Wednesday, April 15, 2015
NYC | High Line
Preservation of the High Line, the 1930s railroad trestle above Manhattan's West Side, began in the 1990s. But by the time the first section was opened to the public, it was 2009, three years after I had left the city. I've been back since then, but I've never had the time to be a tourist. Perhaps more importantly, I didn't want to be a tourist. New York moves fast, and when you leave you're gone, like you've stepped off a quickly spinning platform. You can't just jump back on. Returning to the city where I'd lived for so long, only to realize I was no different from those slow-walking hordes who don't know what's up there, on that walkway thing, just didn't sound like fun.
But last week, finally, I climbed the stairs and walked the entirety of this linear park, from Gansevoort Street to the Rail Yards. Joining throngs of other visitors, I followed the path between art installations, billboards, and the back windows of apartments which must have, not long ago, seemed quite private.

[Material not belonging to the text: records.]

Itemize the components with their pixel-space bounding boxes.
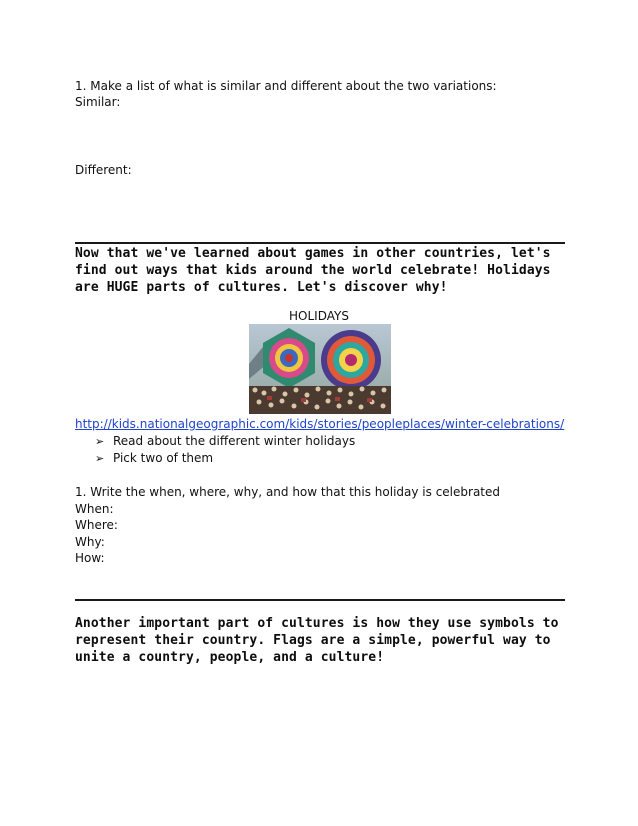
when-label: When: — [75, 502, 114, 516]
how-label: How: — [75, 551, 105, 565]
arrowhead-bullet-icon: ➢ — [95, 452, 105, 465]
task1-prompt: 1. Make a list of what is similar and different about the two variations: — [75, 79, 497, 93]
image-caption: HOLIDAYS — [289, 309, 349, 323]
winter-celebrations-link[interactable]: http://kids.nationalgeographic.com/kids/stories/peopleplaces/winter-celebrations/ — [75, 417, 565, 431]
why-label: Why: — [75, 535, 105, 549]
arrowhead-bullet-icon: ➢ — [95, 435, 105, 448]
list-item-text: Pick two of them — [113, 451, 214, 465]
section-divider — [75, 599, 565, 601]
holidays-heading: Now that we've learned about games in other countries, let's find out ways that kids around the world celebrate! Holidays are HUGE parts of cultures. Let's discover why! — [75, 246, 551, 295]
similar-label: Similar: — [75, 95, 121, 109]
task2-prompt: 1. Write the when, where, why, and how that this holiday is celebrated — [75, 485, 501, 499]
flags-heading: Another important part of cultures is how they use symbols to represent their country. Flags are a simple, powerful way to unite a country, people, and a culture! — [75, 616, 559, 665]
list-item-text: Read about the different winter holidays — [113, 434, 356, 448]
different-label: Different: — [75, 163, 132, 177]
where-label: Where: — [75, 518, 118, 532]
giant-kites-festival-photo — [249, 324, 391, 414]
list-item — [95, 451, 213, 465]
section-divider — [75, 242, 565, 244]
list-item — [95, 434, 355, 448]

The High Line was just as I'd expected (the billions of photos everyone and their dog has taken ever since it opened helped with that) but it was also better. There's something novel and wonderful about moving through the city well above the sidewalks. From the High Line, the views of pedestrians and yellow cabs navigating the streets below are somehow different than those you'd get from a third-story window. You are closer to construction cranes, window-washers hoisting themselves up walls on their little platforms, and water towers high up on rooftops. You see things the city didn't exactly intend to show you; it's almost like a view of New York from backstage. And it's worth going, even if you're late to the party, even if you're just a another tourist.